Circles of life: Women in Zimbabwe find safety in climate change response
In one village not far from Zimbabwe’s capital, community initiatives to combat climate change have yielded benefits beyond economic empowerment and food security, to family health and women’s safety.
“Our husbands’ consciousness has shifted since they started attending the empowerment circles,” said Tabeth, a sesame farmer in Mashonaland East. “I can now go to the market in the city together with my husband and make decisions on how to use our money. I am most happy that my fellow women can stand on their own.”
Tabeth’s attitude, and that of her community, has changed since she joined a project by the Nyahunure Community Trust, supported by UN Women.
Since 2010, the Trust has been working with UN Women and local partners to bring 300 people, two-thirds of them women, into community empowerment circles. Here, activities such as trainings, discussions, community theatre, songs and traditional dance, generate awareness and skills development. Much of the training aims to alleviate the effects of climate change, and its impact on women.

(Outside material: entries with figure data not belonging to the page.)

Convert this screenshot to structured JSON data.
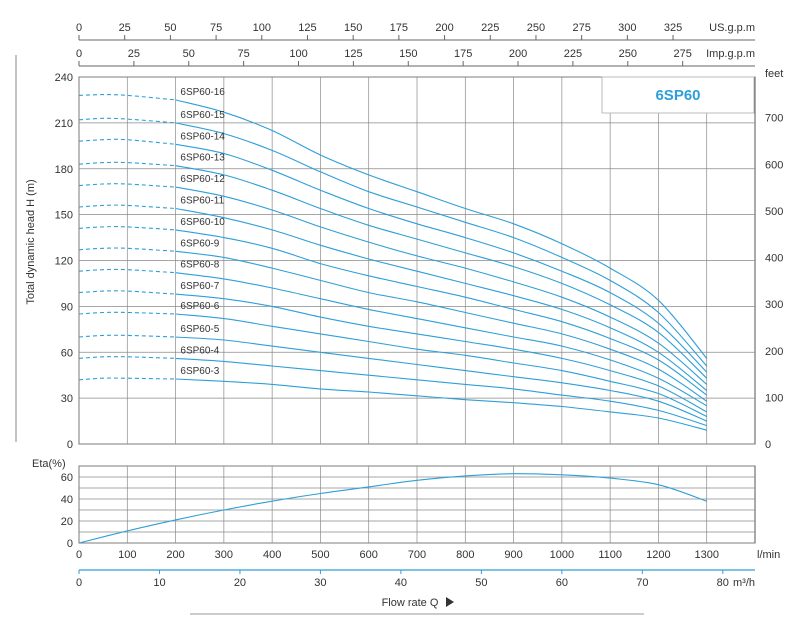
{
  "chart_data": [
    {
      "type": "line",
      "title": "6SP60",
      "ylabel": "Total dynamic head H (m)",
      "ylabel_right": "feet",
      "xlim": [
        0,
        1400
      ],
      "ylim": [
        0,
        240
      ],
      "ylim_right": [
        0,
        787.4
      ],
      "y_ticks": [
        0,
        30,
        60,
        90,
        120,
        150,
        180,
        210,
        240
      ],
      "y_ticks_right": [
        0,
        100,
        200,
        300,
        400,
        500,
        600,
        700
      ],
      "top_axes": [
        {
          "label": "US.g.p.m",
          "ticks": [
            0,
            25,
            50,
            75,
            100,
            125,
            150,
            175,
            200,
            225,
            250,
            275,
            300,
            325
          ]
        },
        {
          "label": "Imp.g.p.m",
          "ticks": [
            0,
            25,
            50,
            75,
            100,
            125,
            150,
            175,
            200,
            225,
            250,
            275
          ]
        }
      ],
      "grid": true,
      "series": [
        {
          "name": "6SP60-16",
          "values": [
            [
              0,
              228
            ],
            [
              50,
              228.5
            ],
            [
              100,
              228
            ],
            [
              200,
              225
            ],
            [
              300,
              217
            ],
            [
              400,
              205
            ],
            [
              500,
              189
            ],
            [
              600,
              176
            ],
            [
              700,
              165
            ],
            [
              800,
              154
            ],
            [
              900,
              144
            ],
            [
              1000,
              131
            ],
            [
              1100,
              115
            ],
            [
              1200,
              94
            ],
            [
              1300,
              56
            ]
          ]
        },
        {
          "name": "6SP60-15",
          "values": [
            [
              0,
              212
            ],
            [
              50,
              213
            ],
            [
              100,
              212.5
            ],
            [
              200,
              210
            ],
            [
              300,
              203
            ],
            [
              400,
              192
            ],
            [
              500,
              178
            ],
            [
              600,
              165
            ],
            [
              700,
              155
            ],
            [
              800,
              145
            ],
            [
              900,
              135
            ],
            [
              1000,
              122
            ],
            [
              1100,
              107
            ],
            [
              1200,
              86
            ],
            [
              1300,
              51
            ]
          ]
        },
        {
          "name": "6SP60-14",
          "values": [
            [
              0,
              198
            ],
            [
              50,
              199
            ],
            [
              100,
              199
            ],
            [
              200,
              196
            ],
            [
              300,
              190
            ],
            [
              400,
              179
            ],
            [
              500,
              166
            ],
            [
              600,
              154
            ],
            [
              700,
              144
            ],
            [
              800,
              135
            ],
            [
              900,
              125
            ],
            [
              1000,
              113
            ],
            [
              1100,
              99
            ],
            [
              1200,
              79
            ],
            [
              1300,
              47
            ]
          ]
        },
        {
          "name": "6SP60-13",
          "values": [
            [
              0,
              183
            ],
            [
              50,
              184
            ],
            [
              100,
              184
            ],
            [
              200,
              182
            ],
            [
              300,
              176
            ],
            [
              400,
              166
            ],
            [
              500,
              154
            ],
            [
              600,
              143
            ],
            [
              700,
              134
            ],
            [
              800,
              125
            ],
            [
              900,
              116
            ],
            [
              1000,
              105
            ],
            [
              1100,
              91
            ],
            [
              1200,
              73
            ],
            [
              1300,
              43
            ]
          ]
        },
        {
          "name": "6SP60-12",
          "values": [
            [
              0,
              169
            ],
            [
              50,
              170
            ],
            [
              100,
              170
            ],
            [
              200,
              168
            ],
            [
              300,
              162
            ],
            [
              400,
              153
            ],
            [
              500,
              142
            ],
            [
              600,
              132
            ],
            [
              700,
              123
            ],
            [
              800,
              115
            ],
            [
              900,
              106
            ],
            [
              1000,
              96
            ],
            [
              1100,
              83
            ],
            [
              1200,
              66
            ],
            [
              1300,
              39
            ]
          ]
        },
        {
          "name": "6SP60-11",
          "values": [
            [
              0,
              155
            ],
            [
              50,
              156
            ],
            [
              100,
              156
            ],
            [
              200,
              154
            ],
            [
              300,
              148
            ],
            [
              400,
              140
            ],
            [
              500,
              130
            ],
            [
              600,
              121
            ],
            [
              700,
              113
            ],
            [
              800,
              105
            ],
            [
              900,
              97
            ],
            [
              1000,
              88
            ],
            [
              1100,
              76
            ],
            [
              1200,
              60
            ],
            [
              1300,
              35
            ]
          ]
        },
        {
          "name": "6SP60-10",
          "values": [
            [
              0,
              141
            ],
            [
              50,
              142
            ],
            [
              100,
              142
            ],
            [
              200,
              140
            ],
            [
              300,
              135
            ],
            [
              400,
              128
            ],
            [
              500,
              118
            ],
            [
              600,
              110
            ],
            [
              700,
              103
            ],
            [
              800,
              96
            ],
            [
              900,
              88
            ],
            [
              1000,
              80
            ],
            [
              1100,
              69
            ],
            [
              1200,
              55
            ],
            [
              1300,
              32
            ]
          ]
        },
        {
          "name": "6SP60-9",
          "values": [
            [
              0,
              127
            ],
            [
              50,
              128
            ],
            [
              100,
              128
            ],
            [
              200,
              126
            ],
            [
              300,
              122
            ],
            [
              400,
              115
            ],
            [
              500,
              107
            ],
            [
              600,
              99
            ],
            [
              700,
              93
            ],
            [
              800,
              86
            ],
            [
              900,
              79
            ],
            [
              1000,
              72
            ],
            [
              1100,
              62
            ],
            [
              1200,
              49
            ],
            [
              1300,
              28
            ]
          ]
        },
        {
          "name": "6SP60-8",
          "values": [
            [
              0,
              113
            ],
            [
              50,
              114
            ],
            [
              100,
              114
            ],
            [
              200,
              112
            ],
            [
              300,
              108
            ],
            [
              400,
              102
            ],
            [
              500,
              95
            ],
            [
              600,
              88
            ],
            [
              700,
              82
            ],
            [
              800,
              76
            ],
            [
              900,
              70
            ],
            [
              1000,
              64
            ],
            [
              1100,
              55
            ],
            [
              1200,
              43
            ],
            [
              1300,
              25
            ]
          ]
        },
        {
          "name": "6SP60-7",
          "values": [
            [
              0,
              99
            ],
            [
              50,
              100
            ],
            [
              100,
              100
            ],
            [
              200,
              98
            ],
            [
              300,
              95
            ],
            [
              400,
              90
            ],
            [
              500,
              83
            ],
            [
              600,
              77
            ],
            [
              700,
              72
            ],
            [
              800,
              67
            ],
            [
              900,
              62
            ],
            [
              1000,
              56
            ],
            [
              1100,
              48
            ],
            [
              1200,
              38
            ],
            [
              1300,
              21
            ]
          ]
        },
        {
          "name": "6SP60-6",
          "values": [
            [
              0,
              85
            ],
            [
              50,
              86
            ],
            [
              100,
              86
            ],
            [
              200,
              85
            ],
            [
              300,
              82
            ],
            [
              400,
              77
            ],
            [
              500,
              72
            ],
            [
              600,
              67
            ],
            [
              700,
              62
            ],
            [
              800,
              58
            ],
            [
              900,
              53
            ],
            [
              1000,
              48
            ],
            [
              1100,
              41
            ],
            [
              1200,
              33
            ],
            [
              1300,
              18
            ]
          ]
        },
        {
          "name": "6SP60-5",
          "values": [
            [
              0,
              70
            ],
            [
              50,
              71
            ],
            [
              100,
              71
            ],
            [
              200,
              70
            ],
            [
              300,
              68
            ],
            [
              400,
              64
            ],
            [
              500,
              60
            ],
            [
              600,
              56
            ],
            [
              700,
              52
            ],
            [
              800,
              48
            ],
            [
              900,
              44
            ],
            [
              1000,
              40
            ],
            [
              1100,
              35
            ],
            [
              1200,
              28
            ],
            [
              1300,
              15
            ]
          ]
        },
        {
          "name": "6SP60-4",
          "values": [
            [
              0,
              56
            ],
            [
              50,
              57
            ],
            [
              100,
              57
            ],
            [
              200,
              56
            ],
            [
              300,
              54
            ],
            [
              400,
              51
            ],
            [
              500,
              48
            ],
            [
              600,
              45
            ],
            [
              700,
              42
            ],
            [
              800,
              39
            ],
            [
              900,
              36
            ],
            [
              1000,
              32
            ],
            [
              1100,
              28
            ],
            [
              1200,
              22
            ],
            [
              1300,
              12
            ]
          ]
        },
        {
          "name": "6SP60-3",
          "values": [
            [
              0,
              42
            ],
            [
              50,
              43
            ],
            [
              100,
              43
            ],
            [
              200,
              42.5
            ],
            [
              300,
              41
            ],
            [
              400,
              39
            ],
            [
              500,
              36
            ],
            [
              600,
              34
            ],
            [
              700,
              31.5
            ],
            [
              800,
              29
            ],
            [
              900,
              27
            ],
            [
              1000,
              24.5
            ],
            [
              1100,
              21
            ],
            [
              1200,
              17
            ],
            [
              1300,
              9
            ]
          ]
        }
      ]
    },
    {
      "type": "line",
      "ylabel": "Eta(%)",
      "xlabel": "Flow rate Q",
      "xlim": [
        0,
        1400
      ],
      "ylim": [
        0,
        70
      ],
      "y_ticks": [
        0,
        20,
        40,
        60
      ],
      "x_ticks": [
        0,
        100,
        200,
        300,
        400,
        500,
        600,
        700,
        800,
        900,
        1000,
        1100,
        1200,
        1300
      ],
      "x_unit": "l/min",
      "bottom_axis": {
        "unit": "m³/h",
        "ticks": [
          0,
          10,
          20,
          30,
          40,
          50,
          60,
          70,
          80
        ]
      },
      "grid": true,
      "series": [
        {
          "values": [
            [
              0,
              0
            ],
            [
              100,
              11
            ],
            [
              200,
              21
            ],
            [
              300,
              30
            ],
            [
              400,
              38
            ],
            [
              500,
              45
            ],
            [
              600,
              51
            ],
            [
              700,
              57
            ],
            [
              800,
              61
            ],
            [
              900,
              63
            ],
            [
              1000,
              62
            ],
            [
              1100,
              59
            ],
            [
              1200,
              53
            ],
            [
              1300,
              38
            ]
          ]
        }
      ]
    }
  ]
}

Agricultural work in Zimbabwe often falls to older women, since many men and young people now migrate out of rural areas in search of better livelihoods. Women are left to facewith the challenges of climate change – irregular rainfall patterns, drought, and severe food shortages caused by low crop yields – while rarely being included in community decision-making. Women’s insights and experiences in preparing for disaster are overlooked, while their often lower levels of education and technical skill reduce their chance of success in politics or business, and therefore often their economic independence and personal security.
Trainers are helping the community in Mashonaland East to understand how both climate change and gender affects their lives, and livelihoods. New means of harvesting and conserving water, and enhancing carbon sinks through tree-planting and forestry preservation are being explored.
Yet through song and drama, the women in the circles have also narrated the way that poverty can fuel domestic violence, and the fights that take place when men and women don’t share spending decisions.
In 2000 Nyahunure was chosen to be part of the Global Gender Empowerment Zone programme on Human Security and Rights in the context of HIV/AIDS. Working with other UN agencies, UN Women supported skills trainings to villagers, including male care workers. It also helped Nyahunure establish a network for people living with HIV/AIDS to fight stigma, and a funeral parlour to assist the community with burials in the face of many deaths.
Economic empowerment has yielded other safety benefits too. Beauty, 52, once carried out menial tasks in return for food. She couldn’t sell at the city market because it was considered neither safe nor appropriate for women in her community – vendors must commonly wait throughout the night for it to open. “I lacked confidence as a woman that I can do things on my own,” she recalled, now a grain and butternut farmer. “I have learnt to champion the markets on my own. I now have money in the bank and can pay for a decent place to sleep while I wait for the market to open.”
When strategies to combat climate change involve women, they help build safer and healthier communities, beyond protecting the physical environment.